1. Avoid ambiguity. A lack of certainty is one of the main reasons that disputes can arise later down the line so ensuring that every aspect of an agreement is clear – and in writing – sets the business off on the right foot to begin with. A typed, signed, dated document that lays out all the key terms of agreement between the partners is essential if the relationship is to be clear and fruitful.
2. State the capital contributions. To a certain extent the amount of cash that partners put into a business will have significant bearing on their relationship with that business – and to each other. So, it is important to clearly state the capital contributions i.e. how much each partner is investing to get the business off the ground. It’s also a good idea to set out where additional funds will come from in situations where the startup capital isn’t enough, as well as clarifying more complex relationships, for example if one partner is providing most of the funding whilst the other is doing most of the day to day work.
3. Profits. This is a key issue for any business so a solid partnership agreement must cover how profits are to be dealt with. This should include when – and how – the partners can take money out of the business, whether a certain minimum must remain at all times, whether there are to be salaries paid and whether money already invested by one or other partners is to be repaid.
4. Disputes and decision making. When beginning a business relationship most people tend to view that relationship in a positive light, assuming cooperation will come as standard and issues will be worked through. However, the reality is not always like that, which is why it is crucial to include both procedures for dispute resolution, and information on the steps that are to be taken to make decisions – the latter may well prevent the former being necessary. How will decisions be made, particularly where partners don’t agree but a conclusion must still be reached? And if events do lead to a dispute how should this be resolved – include here details of preferred avenues of mediation and alternative dispute resolution.
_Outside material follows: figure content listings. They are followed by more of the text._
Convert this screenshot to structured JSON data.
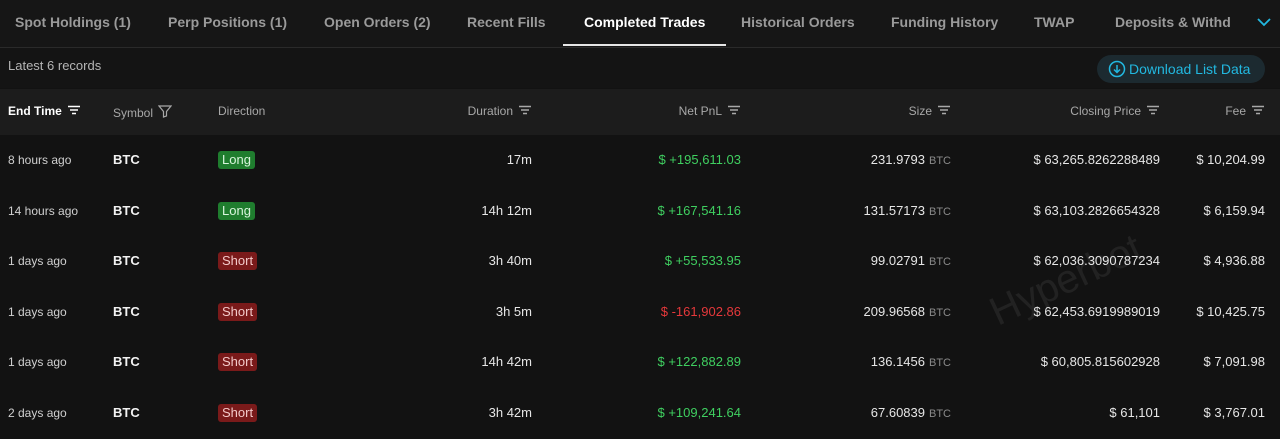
{
  "tabs": [
    "Spot Holdings (1)",
    "Perp Positions (1)",
    "Open Orders (2)",
    "Recent Fills",
    "Completed Trades",
    "Historical Orders",
    "Funding History",
    "TWAP",
    "Deposits & Withdrawals"
  ],
  "active_tab": 4,
  "records_label": "Latest 6 records",
  "download_button": "Download List Data",
  "columns": [
    "End Time",
    "Symbol",
    "Direction",
    "Duration",
    "Net PnL",
    "Size",
    "Closing Price",
    "Fee"
  ],
  "rows": [
    {
      "end_time": "8 hours ago",
      "symbol": "BTC",
      "direction": "Long",
      "duration": "17m",
      "net_pnl": "$ +195,611.03",
      "size": "231.9793",
      "size_unit": "BTC",
      "closing_price": "$ 63,265.8262288489",
      "fee": "$ 10,204.99"
    },
    {
      "end_time": "14 hours ago",
      "symbol": "BTC",
      "direction": "Long",
      "duration": "14h 12m",
      "net_pnl": "$ +167,541.16",
      "size": "131.57173",
      "size_unit": "BTC",
      "closing_price": "$ 63,103.2826654328",
      "fee": "$ 6,159.94"
    },
    {
      "end_time": "1 days ago",
      "symbol": "BTC",
      "direction": "Short",
      "duration": "3h 40m",
      "net_pnl": "$ +55,533.95",
      "size": "99.02791",
      "size_unit": "BTC",
      "closing_price": "$ 62,036.3090787234",
      "fee": "$ 4,936.88"
    },
    {
      "end_time": "1 days ago",
      "symbol": "BTC",
      "direction": "Short",
      "duration": "3h 5m",
      "net_pnl": "$ -161,902.86",
      "size": "209.96568",
      "size_unit": "BTC",
      "closing_price": "$ 62,453.6919989019",
      "fee": "$ 10,425.75"
    },
    {
      "end_time": "1 days ago",
      "symbol": "BTC",
      "direction": "Short",
      "duration": "14h 42m",
      "net_pnl": "$ +122,882.89",
      "size": "136.1456",
      "size_unit": "BTC",
      "closing_price": "$ 60,805.815602928",
      "fee": "$ 7,091.98"
    },
    {
      "end_time": "2 days ago",
      "symbol": "BTC",
      "direction": "Short",
      "duration": "3h 42m",
      "net_pnl": "$ +109,241.64",
      "size": "67.60839",
      "size_unit": "BTC",
      "closing_price": "$ 61,101",
      "fee": "$ 3,767.01"
    }
  ],
  "watermark": "Hyperbot"
}
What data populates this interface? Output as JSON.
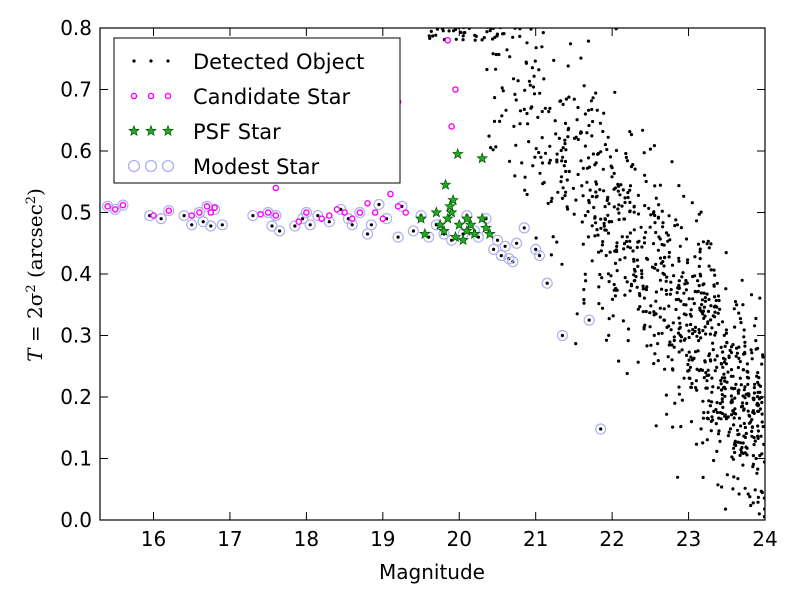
{
  "chart_data": {
    "type": "scatter",
    "title": "",
    "xlabel": "Magnitude",
    "ylabel": {
      "prefix": "T",
      "eq": " = 2σ",
      "sup": "2",
      "unit_open": " (arcsec",
      "unit_sup": "2",
      "unit_close": ")"
    },
    "xlim": [
      15.3,
      24.0
    ],
    "ylim": [
      0.0,
      0.8
    ],
    "xticks": [
      "16",
      "17",
      "18",
      "19",
      "20",
      "21",
      "22",
      "23",
      "24"
    ],
    "yticks": [
      "0.0",
      "0.1",
      "0.2",
      "0.3",
      "0.4",
      "0.5",
      "0.6",
      "0.7",
      "0.8"
    ],
    "grid": false,
    "legend_position": "top-left",
    "legend": [
      {
        "label": "Detected Object",
        "marker": "dot",
        "color": "#000000"
      },
      {
        "label": "Candidate Star",
        "marker": "small-circle",
        "color": "#ff00ff"
      },
      {
        "label": "PSF Star",
        "marker": "star",
        "color": "#00a000"
      },
      {
        "label": "Modest Star",
        "marker": "open-circle",
        "color": "#b0b0f0"
      }
    ],
    "series": [
      {
        "name": "Candidate Star",
        "points": [
          [
            15.4,
            0.51
          ],
          [
            15.5,
            0.505
          ],
          [
            15.6,
            0.512
          ],
          [
            16.0,
            0.495
          ],
          [
            16.2,
            0.503
          ],
          [
            16.5,
            0.495
          ],
          [
            16.6,
            0.5
          ],
          [
            16.7,
            0.51
          ],
          [
            16.75,
            0.5
          ],
          [
            16.8,
            0.508
          ],
          [
            17.4,
            0.497
          ],
          [
            17.5,
            0.5
          ],
          [
            17.6,
            0.495
          ],
          [
            17.9,
            0.485
          ],
          [
            18.0,
            0.5
          ],
          [
            18.2,
            0.49
          ],
          [
            18.3,
            0.495
          ],
          [
            18.4,
            0.505
          ],
          [
            18.5,
            0.5
          ],
          [
            18.6,
            0.49
          ],
          [
            18.7,
            0.5
          ],
          [
            18.8,
            0.515
          ],
          [
            18.9,
            0.5
          ],
          [
            19.0,
            0.49
          ],
          [
            19.1,
            0.53
          ],
          [
            19.2,
            0.51
          ],
          [
            19.3,
            0.5
          ],
          [
            19.2,
            0.68
          ],
          [
            19.85,
            0.78
          ],
          [
            19.95,
            0.7
          ],
          [
            19.9,
            0.64
          ],
          [
            17.6,
            0.54
          ]
        ]
      },
      {
        "name": "PSF Star",
        "points": [
          [
            19.5,
            0.49
          ],
          [
            19.55,
            0.465
          ],
          [
            19.7,
            0.5
          ],
          [
            19.75,
            0.48
          ],
          [
            19.8,
            0.47
          ],
          [
            19.82,
            0.545
          ],
          [
            19.85,
            0.49
          ],
          [
            19.9,
            0.5
          ],
          [
            19.92,
            0.52
          ],
          [
            19.95,
            0.46
          ],
          [
            19.98,
            0.595
          ],
          [
            20.0,
            0.48
          ],
          [
            20.05,
            0.455
          ],
          [
            20.1,
            0.47
          ],
          [
            20.15,
            0.48
          ],
          [
            20.2,
            0.465
          ],
          [
            20.3,
            0.588
          ],
          [
            20.3,
            0.49
          ],
          [
            20.35,
            0.475
          ],
          [
            20.4,
            0.465
          ],
          [
            19.88,
            0.51
          ],
          [
            20.1,
            0.49
          ]
        ]
      },
      {
        "name": "Modest Star",
        "points": [
          [
            15.4,
            0.51
          ],
          [
            15.5,
            0.505
          ],
          [
            15.6,
            0.512
          ],
          [
            15.95,
            0.495
          ],
          [
            16.1,
            0.49
          ],
          [
            16.2,
            0.503
          ],
          [
            16.4,
            0.495
          ],
          [
            16.5,
            0.48
          ],
          [
            16.6,
            0.5
          ],
          [
            16.65,
            0.485
          ],
          [
            16.7,
            0.51
          ],
          [
            16.75,
            0.478
          ],
          [
            16.8,
            0.505
          ],
          [
            16.9,
            0.48
          ],
          [
            17.3,
            0.495
          ],
          [
            17.5,
            0.5
          ],
          [
            17.55,
            0.478
          ],
          [
            17.6,
            0.495
          ],
          [
            17.65,
            0.47
          ],
          [
            17.85,
            0.478
          ],
          [
            17.95,
            0.49
          ],
          [
            18.0,
            0.5
          ],
          [
            18.05,
            0.48
          ],
          [
            18.15,
            0.495
          ],
          [
            18.3,
            0.485
          ],
          [
            18.45,
            0.505
          ],
          [
            18.55,
            0.49
          ],
          [
            18.6,
            0.48
          ],
          [
            18.7,
            0.5
          ],
          [
            18.8,
            0.465
          ],
          [
            18.85,
            0.48
          ],
          [
            18.95,
            0.513
          ],
          [
            19.05,
            0.49
          ],
          [
            19.2,
            0.46
          ],
          [
            19.25,
            0.51
          ],
          [
            19.4,
            0.47
          ],
          [
            19.5,
            0.495
          ],
          [
            19.6,
            0.46
          ],
          [
            19.7,
            0.48
          ],
          [
            19.8,
            0.465
          ],
          [
            19.9,
            0.455
          ],
          [
            20.05,
            0.465
          ],
          [
            20.1,
            0.495
          ],
          [
            20.2,
            0.47
          ],
          [
            20.25,
            0.46
          ],
          [
            20.35,
            0.49
          ],
          [
            20.45,
            0.44
          ],
          [
            20.5,
            0.455
          ],
          [
            20.55,
            0.43
          ],
          [
            20.6,
            0.445
          ],
          [
            20.65,
            0.425
          ],
          [
            20.7,
            0.42
          ],
          [
            20.75,
            0.45
          ],
          [
            20.85,
            0.475
          ],
          [
            21.0,
            0.44
          ],
          [
            21.05,
            0.43
          ],
          [
            21.15,
            0.385
          ],
          [
            21.35,
            0.3
          ],
          [
            21.7,
            0.325
          ],
          [
            21.85,
            0.148
          ]
        ]
      }
    ]
  }
}
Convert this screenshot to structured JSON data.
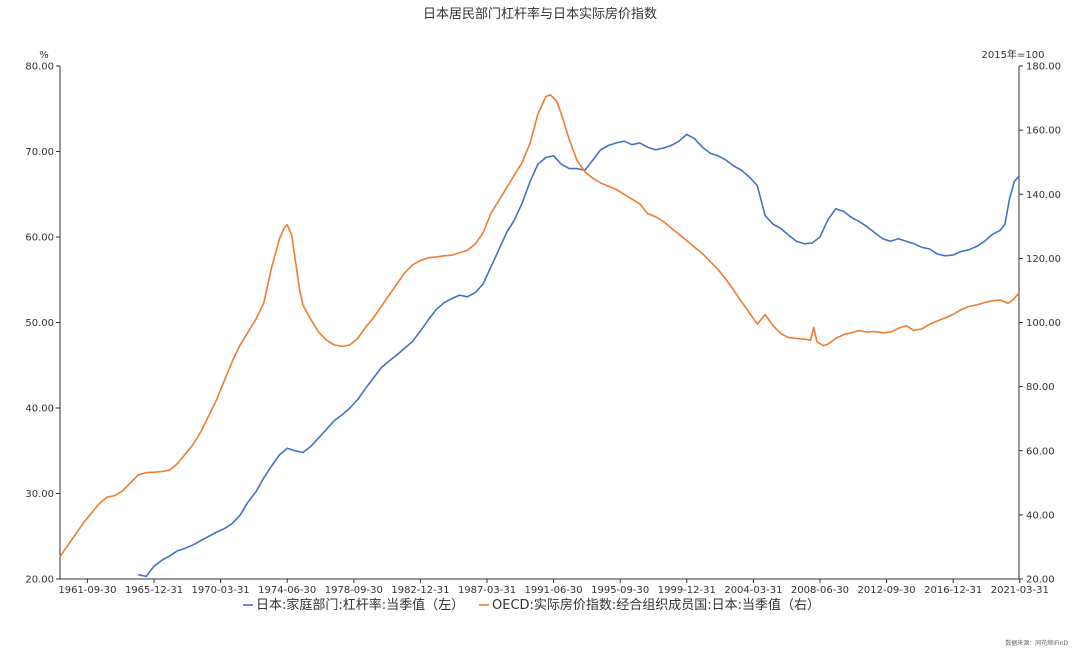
{
  "chart_data": {
    "type": "line",
    "title": "日本居民部门杠杆率与日本实际房价指数",
    "y_left_unit": "%",
    "y_right_unit": "2015年=100",
    "y_left_range": [
      20,
      80
    ],
    "y_right_range": [
      20,
      180
    ],
    "y_left_ticks": [
      "20.00",
      "30.00",
      "40.00",
      "50.00",
      "60.00",
      "70.00",
      "80.00"
    ],
    "y_right_ticks": [
      "20.00",
      "40.00",
      "60.00",
      "80.00",
      "100.00",
      "120.00",
      "140.00",
      "160.00",
      "180.00"
    ],
    "x_range": [
      1960.0,
      2021.2
    ],
    "x_ticks": [
      {
        "label": "1961-09-30",
        "x": 1961.75
      },
      {
        "label": "1965-12-31",
        "x": 1966.0
      },
      {
        "label": "1970-03-31",
        "x": 1970.25
      },
      {
        "label": "1974-06-30",
        "x": 1974.5
      },
      {
        "label": "1978-09-30",
        "x": 1978.75
      },
      {
        "label": "1982-12-31",
        "x": 1983.0
      },
      {
        "label": "1987-03-31",
        "x": 1987.25
      },
      {
        "label": "1991-06-30",
        "x": 1991.5
      },
      {
        "label": "1995-09-30",
        "x": 1995.75
      },
      {
        "label": "1999-12-31",
        "x": 2000.0
      },
      {
        "label": "2004-03-31",
        "x": 2004.25
      },
      {
        "label": "2008-06-30",
        "x": 2008.5
      },
      {
        "label": "2012-09-30",
        "x": 2012.75
      },
      {
        "label": "2016-12-31",
        "x": 2017.0
      },
      {
        "label": "2021-03-31",
        "x": 2021.25
      }
    ],
    "series": [
      {
        "name": "日本:家庭部门:杠杆率:当季值（左）",
        "axis": "left",
        "color": "#4472C4",
        "points": [
          [
            1965.0,
            20.5
          ],
          [
            1965.5,
            20.3
          ],
          [
            1966.0,
            21.5
          ],
          [
            1966.5,
            22.2
          ],
          [
            1967.0,
            22.7
          ],
          [
            1967.5,
            23.3
          ],
          [
            1968.0,
            23.6
          ],
          [
            1968.5,
            24.0
          ],
          [
            1969.0,
            24.5
          ],
          [
            1969.5,
            25.0
          ],
          [
            1970.0,
            25.5
          ],
          [
            1970.5,
            25.9
          ],
          [
            1971.0,
            26.5
          ],
          [
            1971.5,
            27.5
          ],
          [
            1972.0,
            29.0
          ],
          [
            1972.5,
            30.2
          ],
          [
            1973.0,
            31.8
          ],
          [
            1973.5,
            33.2
          ],
          [
            1974.0,
            34.5
          ],
          [
            1974.5,
            35.3
          ],
          [
            1975.0,
            35.0
          ],
          [
            1975.5,
            34.8
          ],
          [
            1976.0,
            35.5
          ],
          [
            1976.5,
            36.5
          ],
          [
            1977.0,
            37.5
          ],
          [
            1977.5,
            38.5
          ],
          [
            1978.0,
            39.2
          ],
          [
            1978.5,
            40.0
          ],
          [
            1979.0,
            41.0
          ],
          [
            1979.5,
            42.3
          ],
          [
            1980.0,
            43.5
          ],
          [
            1980.5,
            44.7
          ],
          [
            1981.0,
            45.5
          ],
          [
            1981.5,
            46.2
          ],
          [
            1982.0,
            47.0
          ],
          [
            1982.5,
            47.8
          ],
          [
            1983.0,
            49.0
          ],
          [
            1983.5,
            50.3
          ],
          [
            1984.0,
            51.5
          ],
          [
            1984.5,
            52.3
          ],
          [
            1985.0,
            52.8
          ],
          [
            1985.5,
            53.2
          ],
          [
            1986.0,
            53.0
          ],
          [
            1986.5,
            53.5
          ],
          [
            1987.0,
            54.5
          ],
          [
            1987.5,
            56.5
          ],
          [
            1988.0,
            58.5
          ],
          [
            1988.5,
            60.5
          ],
          [
            1989.0,
            62.0
          ],
          [
            1989.5,
            64.0
          ],
          [
            1990.0,
            66.5
          ],
          [
            1990.5,
            68.5
          ],
          [
            1991.0,
            69.3
          ],
          [
            1991.5,
            69.5
          ],
          [
            1992.0,
            68.5
          ],
          [
            1992.5,
            68.0
          ],
          [
            1993.0,
            68.0
          ],
          [
            1993.5,
            67.8
          ],
          [
            1994.0,
            69.0
          ],
          [
            1994.5,
            70.2
          ],
          [
            1995.0,
            70.7
          ],
          [
            1995.5,
            71.0
          ],
          [
            1996.0,
            71.2
          ],
          [
            1996.5,
            70.8
          ],
          [
            1997.0,
            71.0
          ],
          [
            1997.5,
            70.5
          ],
          [
            1998.0,
            70.2
          ],
          [
            1998.5,
            70.4
          ],
          [
            1999.0,
            70.7
          ],
          [
            1999.5,
            71.2
          ],
          [
            2000.0,
            72.0
          ],
          [
            2000.5,
            71.5
          ],
          [
            2001.0,
            70.5
          ],
          [
            2001.5,
            69.8
          ],
          [
            2002.0,
            69.5
          ],
          [
            2002.5,
            69.0
          ],
          [
            2003.0,
            68.3
          ],
          [
            2003.5,
            67.8
          ],
          [
            2004.0,
            67.0
          ],
          [
            2004.5,
            66.0
          ],
          [
            2005.0,
            62.5
          ],
          [
            2005.5,
            61.5
          ],
          [
            2006.0,
            61.0
          ],
          [
            2006.5,
            60.2
          ],
          [
            2007.0,
            59.5
          ],
          [
            2007.5,
            59.2
          ],
          [
            2008.0,
            59.3
          ],
          [
            2008.5,
            60.0
          ],
          [
            2009.0,
            62.0
          ],
          [
            2009.5,
            63.3
          ],
          [
            2010.0,
            63.0
          ],
          [
            2010.5,
            62.3
          ],
          [
            2011.0,
            61.8
          ],
          [
            2011.5,
            61.2
          ],
          [
            2012.0,
            60.5
          ],
          [
            2012.5,
            59.8
          ],
          [
            2013.0,
            59.5
          ],
          [
            2013.5,
            59.8
          ],
          [
            2014.0,
            59.5
          ],
          [
            2014.5,
            59.2
          ],
          [
            2015.0,
            58.8
          ],
          [
            2015.5,
            58.6
          ],
          [
            2016.0,
            58.0
          ],
          [
            2016.5,
            57.8
          ],
          [
            2017.0,
            57.9
          ],
          [
            2017.5,
            58.3
          ],
          [
            2018.0,
            58.5
          ],
          [
            2018.5,
            58.9
          ],
          [
            2019.0,
            59.5
          ],
          [
            2019.5,
            60.3
          ],
          [
            2020.0,
            60.8
          ],
          [
            2020.3,
            61.5
          ],
          [
            2020.6,
            64.5
          ],
          [
            2020.9,
            66.5
          ],
          [
            2021.25,
            67.2
          ]
        ]
      },
      {
        "name": "OECD:实际房价指数:经合组织成员国:日本:当季值（右）",
        "axis": "right",
        "color": "#ED7D31",
        "points": [
          [
            1960.0,
            27.0
          ],
          [
            1960.5,
            30.5
          ],
          [
            1961.0,
            34.0
          ],
          [
            1961.5,
            37.5
          ],
          [
            1962.0,
            40.5
          ],
          [
            1962.5,
            43.5
          ],
          [
            1963.0,
            45.5
          ],
          [
            1963.5,
            46.0
          ],
          [
            1964.0,
            47.5
          ],
          [
            1964.5,
            50.0
          ],
          [
            1965.0,
            52.5
          ],
          [
            1965.5,
            53.2
          ],
          [
            1966.0,
            53.3
          ],
          [
            1966.5,
            53.5
          ],
          [
            1967.0,
            54.0
          ],
          [
            1967.5,
            56.0
          ],
          [
            1968.0,
            59.0
          ],
          [
            1968.5,
            62.0
          ],
          [
            1969.0,
            66.0
          ],
          [
            1969.5,
            71.0
          ],
          [
            1970.0,
            76.0
          ],
          [
            1970.5,
            82.0
          ],
          [
            1971.0,
            88.0
          ],
          [
            1971.5,
            93.0
          ],
          [
            1972.0,
            97.0
          ],
          [
            1972.5,
            101.0
          ],
          [
            1973.0,
            106.0
          ],
          [
            1973.5,
            117.0
          ],
          [
            1974.0,
            126.0
          ],
          [
            1974.3,
            129.5
          ],
          [
            1974.5,
            130.5
          ],
          [
            1974.8,
            127.0
          ],
          [
            1975.0,
            120.0
          ],
          [
            1975.3,
            110.0
          ],
          [
            1975.5,
            105.5
          ],
          [
            1976.0,
            101.0
          ],
          [
            1976.5,
            97.0
          ],
          [
            1977.0,
            94.5
          ],
          [
            1977.5,
            93.0
          ],
          [
            1978.0,
            92.5
          ],
          [
            1978.5,
            93.0
          ],
          [
            1979.0,
            95.0
          ],
          [
            1979.5,
            98.5
          ],
          [
            1980.0,
            101.5
          ],
          [
            1980.5,
            105.0
          ],
          [
            1981.0,
            108.5
          ],
          [
            1981.5,
            112.0
          ],
          [
            1982.0,
            115.5
          ],
          [
            1982.5,
            118.0
          ],
          [
            1983.0,
            119.3
          ],
          [
            1983.5,
            120.2
          ],
          [
            1984.0,
            120.4
          ],
          [
            1984.5,
            120.8
          ],
          [
            1985.0,
            121.0
          ],
          [
            1985.5,
            121.8
          ],
          [
            1986.0,
            122.5
          ],
          [
            1986.5,
            124.5
          ],
          [
            1987.0,
            128.0
          ],
          [
            1987.5,
            134.0
          ],
          [
            1988.0,
            138.0
          ],
          [
            1988.5,
            142.0
          ],
          [
            1989.0,
            146.0
          ],
          [
            1989.5,
            150.0
          ],
          [
            1990.0,
            156.0
          ],
          [
            1990.5,
            165.0
          ],
          [
            1991.0,
            170.5
          ],
          [
            1991.3,
            171.0
          ],
          [
            1991.7,
            169.0
          ],
          [
            1992.0,
            165.0
          ],
          [
            1992.5,
            157.0
          ],
          [
            1993.0,
            150.5
          ],
          [
            1993.5,
            147.0
          ],
          [
            1994.0,
            145.0
          ],
          [
            1994.5,
            143.5
          ],
          [
            1995.0,
            142.5
          ],
          [
            1995.5,
            141.5
          ],
          [
            1996.0,
            140.0
          ],
          [
            1996.5,
            138.5
          ],
          [
            1997.0,
            137.0
          ],
          [
            1997.5,
            134.0
          ],
          [
            1998.0,
            133.0
          ],
          [
            1998.5,
            131.5
          ],
          [
            1999.0,
            129.5
          ],
          [
            1999.5,
            127.5
          ],
          [
            2000.0,
            125.5
          ],
          [
            2000.5,
            123.5
          ],
          [
            2001.0,
            121.5
          ],
          [
            2001.5,
            119.0
          ],
          [
            2002.0,
            116.5
          ],
          [
            2002.5,
            113.5
          ],
          [
            2003.0,
            110.0
          ],
          [
            2003.5,
            106.5
          ],
          [
            2004.0,
            103.0
          ],
          [
            2004.5,
            99.5
          ],
          [
            2005.0,
            102.5
          ],
          [
            2005.5,
            99.0
          ],
          [
            2006.0,
            96.5
          ],
          [
            2006.5,
            95.3
          ],
          [
            2007.0,
            95.0
          ],
          [
            2007.5,
            94.8
          ],
          [
            2007.9,
            94.5
          ],
          [
            2008.1,
            98.5
          ],
          [
            2008.3,
            94.0
          ],
          [
            2008.7,
            92.8
          ],
          [
            2009.0,
            93.2
          ],
          [
            2009.5,
            95.0
          ],
          [
            2010.0,
            96.2
          ],
          [
            2010.5,
            96.8
          ],
          [
            2011.0,
            97.5
          ],
          [
            2011.5,
            97.0
          ],
          [
            2012.0,
            97.2
          ],
          [
            2012.5,
            96.8
          ],
          [
            2013.0,
            97.0
          ],
          [
            2013.5,
            98.2
          ],
          [
            2014.0,
            99.0
          ],
          [
            2014.5,
            97.5
          ],
          [
            2015.0,
            98.0
          ],
          [
            2015.5,
            99.5
          ],
          [
            2016.0,
            100.5
          ],
          [
            2016.5,
            101.5
          ],
          [
            2017.0,
            102.5
          ],
          [
            2017.5,
            104.0
          ],
          [
            2018.0,
            105.0
          ],
          [
            2018.5,
            105.5
          ],
          [
            2019.0,
            106.2
          ],
          [
            2019.5,
            106.8
          ],
          [
            2020.0,
            107.0
          ],
          [
            2020.5,
            106.0
          ],
          [
            2020.8,
            107.0
          ],
          [
            2021.25,
            109.5
          ]
        ]
      }
    ],
    "source_text": "数据来源：同花顺iFinD"
  }
}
5. Leaving the partnership. As with any relationship, no one wants to consider the end at the beginning. However, in business this is a necessary practical step. What is the exit strategy if the relationship begins to crumble? Is the partnership to be dissolved or continue with one less partner? Setting the exit strategy out right at the beginning lessens the potential for acrimony and disputes if things do fall apart at the end.
A solid partnership agreement will underpin any business and is a crucial part of a good beginning. Incorporating these considerations will give any partnership agreement a sturdy basis.